The issue is, she keeps threatening to evict me and put my stuff out but I haven’t received an eviction notice… and when I have mentioned it to her like “can you really put my things out without providing me with an eviction notice?” she gets pissy. I understand that it puts her in a tough position with her employer but I didn’t ask for this, I didn’t want this to begin with. It would’ve made more sense to me to just help me financially with another apartment than to put herself into a compromising position. I mentioned that I spoke with a lawyer about the situation and that as a cosigner, she doesn’t have any rights just liability. She didn’t like that I’d spoken with a lawyer… but I had to. I’ve never been in this situation before. I’ve never had (or needed) a cosigner for an apartment. I’ve never had to go through an eviction process (I’ve never even been threatened with eviction before). I’ve never had my living situation tied up in family business. This is all foreign to me so am I wrong for not taking her word for it and doing my own research? I don’t think so. Especially when I feel like my dad (who doesn’t like me), is the one provoking her and pushing her to evict me. So of course I want to know my rights. Ohio tenant-landlord law specifically states that you cannot be forced out of a residence without having gone through an eviction process initiated by the landlord. It says exactly that. So… I’ve just been waiting for that notice to pop up on my door or in my mailbox… I’m honestly trying to get out of this apartment asap. I don’t care for the location, the rent is the highest I’ve ever had to pay since I started living on my own in 2011 (6 years my nigga. 6 years I’ve lived on my own and been responsible for my own rent n shit and have ran into the craziest of landlords and never these type of problems. I have sued landlords and threatened to sue, and have won. every single time.
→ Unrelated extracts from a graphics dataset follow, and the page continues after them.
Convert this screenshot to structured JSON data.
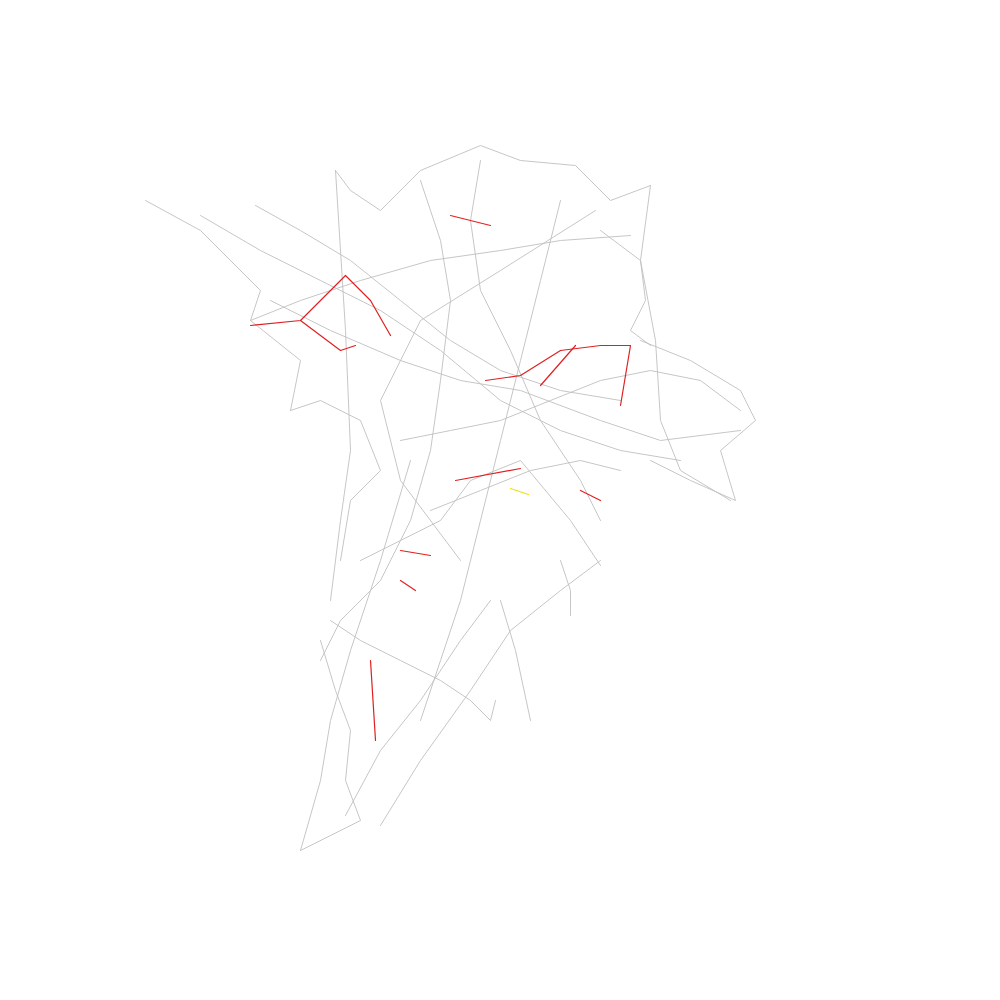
{
  "chart_data": {
    "type": "line",
    "tick_labels": false,
    "grid": false,
    "xlim": [
      0,
      1000
    ],
    "ylim": [
      0,
      1000
    ],
    "series": [
      {
        "color": "#c0c0c0",
        "values": [
          [
            145,
            200
          ],
          [
            200,
            230
          ],
          [
            260,
            290
          ],
          [
            250,
            320
          ],
          [
            300,
            360
          ],
          [
            290,
            410
          ]
        ]
      },
      {
        "color": "#c0c0c0",
        "values": [
          [
            335,
            170
          ],
          [
            350,
            190
          ],
          [
            380,
            210
          ],
          [
            420,
            170
          ],
          [
            480,
            145
          ],
          [
            520,
            160
          ],
          [
            575,
            165
          ],
          [
            610,
            200
          ],
          [
            650,
            185
          ]
        ]
      },
      {
        "color": "#c0c0c0",
        "values": [
          [
            250,
            320
          ],
          [
            300,
            300
          ],
          [
            360,
            280
          ],
          [
            430,
            260
          ],
          [
            500,
            250
          ],
          [
            560,
            240
          ],
          [
            630,
            235
          ]
        ]
      },
      {
        "color": "#c0c0c0",
        "values": [
          [
            255,
            205
          ],
          [
            300,
            230
          ],
          [
            350,
            260
          ],
          [
            400,
            300
          ],
          [
            450,
            340
          ],
          [
            500,
            370
          ],
          [
            560,
            390
          ],
          [
            620,
            400
          ]
        ]
      },
      {
        "color": "#c0c0c0",
        "values": [
          [
            200,
            215
          ],
          [
            260,
            250
          ],
          [
            320,
            280
          ],
          [
            380,
            310
          ],
          [
            440,
            350
          ],
          [
            500,
            400
          ],
          [
            560,
            430
          ],
          [
            620,
            450
          ],
          [
            680,
            460
          ]
        ]
      },
      {
        "color": "#c0c0c0",
        "values": [
          [
            640,
            340
          ],
          [
            690,
            360
          ],
          [
            740,
            390
          ],
          [
            755,
            420
          ],
          [
            720,
            450
          ],
          [
            735,
            500
          ],
          [
            690,
            480
          ],
          [
            650,
            460
          ]
        ]
      },
      {
        "color": "#c0c0c0",
        "values": [
          [
            420,
            180
          ],
          [
            440,
            240
          ],
          [
            450,
            300
          ],
          [
            440,
            380
          ],
          [
            430,
            450
          ],
          [
            410,
            520
          ],
          [
            380,
            580
          ],
          [
            340,
            620
          ],
          [
            320,
            660
          ]
        ]
      },
      {
        "color": "#c0c0c0",
        "values": [
          [
            560,
            200
          ],
          [
            540,
            280
          ],
          [
            520,
            360
          ],
          [
            500,
            440
          ],
          [
            480,
            520
          ],
          [
            460,
            600
          ],
          [
            440,
            660
          ],
          [
            420,
            720
          ]
        ]
      },
      {
        "color": "#c0c0c0",
        "values": [
          [
            330,
            620
          ],
          [
            360,
            640
          ],
          [
            400,
            660
          ],
          [
            440,
            680
          ],
          [
            470,
            700
          ],
          [
            490,
            720
          ],
          [
            495,
            700
          ]
        ]
      },
      {
        "color": "#c0c0c0",
        "values": [
          [
            320,
            640
          ],
          [
            335,
            690
          ],
          [
            350,
            730
          ],
          [
            345,
            780
          ],
          [
            360,
            820
          ],
          [
            300,
            850
          ]
        ]
      },
      {
        "color": "#c0c0c0",
        "values": [
          [
            300,
            850
          ],
          [
            320,
            780
          ],
          [
            330,
            720
          ],
          [
            350,
            650
          ],
          [
            380,
            560
          ],
          [
            410,
            460
          ]
        ]
      },
      {
        "color": "#c0c0c0",
        "values": [
          [
            380,
            825
          ],
          [
            420,
            760
          ],
          [
            470,
            690
          ],
          [
            510,
            630
          ],
          [
            560,
            590
          ],
          [
            600,
            560
          ]
        ]
      },
      {
        "color": "#c0c0c0",
        "values": [
          [
            345,
            815
          ],
          [
            380,
            750
          ],
          [
            420,
            700
          ],
          [
            460,
            640
          ],
          [
            490,
            600
          ]
        ]
      },
      {
        "color": "#c0c0c0",
        "values": [
          [
            500,
            600
          ],
          [
            515,
            650
          ],
          [
            530,
            720
          ]
        ]
      },
      {
        "color": "#c0c0c0",
        "values": [
          [
            560,
            560
          ],
          [
            570,
            590
          ],
          [
            570,
            615
          ]
        ]
      },
      {
        "color": "#c0c0c0",
        "values": [
          [
            290,
            410
          ],
          [
            320,
            400
          ],
          [
            360,
            420
          ],
          [
            380,
            470
          ],
          [
            350,
            500
          ],
          [
            340,
            560
          ]
        ]
      },
      {
        "color": "#c0c0c0",
        "values": [
          [
            600,
            230
          ],
          [
            640,
            260
          ],
          [
            645,
            300
          ],
          [
            630,
            330
          ],
          [
            650,
            345
          ]
        ]
      },
      {
        "color": "#c0c0c0",
        "values": [
          [
            480,
            160
          ],
          [
            470,
            220
          ],
          [
            480,
            290
          ],
          [
            510,
            350
          ],
          [
            540,
            420
          ],
          [
            580,
            480
          ],
          [
            600,
            520
          ]
        ]
      },
      {
        "color": "#c0c0c0",
        "values": [
          [
            400,
            440
          ],
          [
            450,
            430
          ],
          [
            500,
            420
          ],
          [
            550,
            400
          ],
          [
            600,
            380
          ],
          [
            650,
            370
          ],
          [
            700,
            380
          ],
          [
            740,
            410
          ]
        ]
      },
      {
        "color": "#c0c0c0",
        "values": [
          [
            650,
            185
          ],
          [
            640,
            260
          ],
          [
            655,
            340
          ],
          [
            660,
            420
          ],
          [
            680,
            470
          ],
          [
            730,
            500
          ]
        ]
      },
      {
        "color": "#c0c0c0",
        "values": [
          [
            335,
            170
          ],
          [
            345,
            330
          ],
          [
            350,
            450
          ],
          [
            340,
            520
          ],
          [
            330,
            600
          ]
        ]
      },
      {
        "color": "#c0c0c0",
        "values": [
          [
            595,
            210
          ],
          [
            500,
            270
          ],
          [
            420,
            320
          ],
          [
            380,
            400
          ],
          [
            400,
            480
          ],
          [
            460,
            560
          ]
        ]
      },
      {
        "color": "#c0c0c0",
        "values": [
          [
            270,
            300
          ],
          [
            330,
            330
          ],
          [
            400,
            360
          ],
          [
            460,
            380
          ],
          [
            520,
            390
          ],
          [
            600,
            420
          ],
          [
            660,
            440
          ],
          [
            740,
            430
          ]
        ]
      },
      {
        "color": "#c0c0c0",
        "values": [
          [
            430,
            510
          ],
          [
            480,
            490
          ],
          [
            530,
            470
          ],
          [
            580,
            460
          ],
          [
            620,
            470
          ]
        ]
      },
      {
        "color": "#c0c0c0",
        "values": [
          [
            360,
            560
          ],
          [
            400,
            540
          ],
          [
            440,
            520
          ],
          [
            470,
            480
          ],
          [
            520,
            460
          ],
          [
            570,
            520
          ],
          [
            600,
            565
          ]
        ]
      },
      {
        "color": "#e02020",
        "values": [
          [
            250,
            325
          ],
          [
            300,
            320
          ],
          [
            345,
            275
          ],
          [
            370,
            300
          ],
          [
            390,
            335
          ]
        ]
      },
      {
        "color": "#e02020",
        "values": [
          [
            485,
            380
          ],
          [
            520,
            375
          ],
          [
            560,
            350
          ],
          [
            600,
            345
          ],
          [
            630,
            345
          ],
          [
            620,
            405
          ]
        ]
      },
      {
        "color": "#e02020",
        "values": [
          [
            400,
            550
          ],
          [
            430,
            555
          ]
        ]
      },
      {
        "color": "#e02020",
        "values": [
          [
            455,
            480
          ],
          [
            520,
            468
          ]
        ]
      },
      {
        "color": "#e02020",
        "values": [
          [
            540,
            385
          ],
          [
            575,
            345
          ]
        ]
      },
      {
        "color": "#e02020",
        "values": [
          [
            450,
            215
          ],
          [
            490,
            225
          ]
        ]
      },
      {
        "color": "#e02020",
        "values": [
          [
            400,
            580
          ],
          [
            415,
            590
          ]
        ]
      },
      {
        "color": "#e02020",
        "values": [
          [
            370,
            660
          ],
          [
            375,
            740
          ]
        ]
      },
      {
        "color": "#e02020",
        "values": [
          [
            300,
            320
          ],
          [
            340,
            350
          ],
          [
            355,
            345
          ]
        ]
      },
      {
        "color": "#e02020",
        "values": [
          [
            580,
            490
          ],
          [
            600,
            500
          ]
        ]
      },
      {
        "color": "#e8e020",
        "values": [
          [
            510,
            488
          ],
          [
            528,
            494
          ]
        ]
      }
    ]
  }
}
I know my rights as a tenant. period.), I’m always running into people I don’t want to see, and everything is far from me. I didn’t want to move here. I haven’t liked living here. Its about that time 🕐🕑🕒🕓🏃♀️🏃♀️🏃♀️. I’m waiting to hear back from a property I want to move to, and hoping to move next week. That is the plan…
So with all that being said, Last week was nerve-racking. I was finally able to pamper myself. I have a different outlook on men. And I’m building for myself for the Radio show. THIS WEEK, has been kinda skressful as well (which I’ll report) but not as nerve-racking.. because I have been and only worrying about what I can control. Control what you can control and leave the rest to God. You will become alot happier if you follow this too regardless of what brings you stress.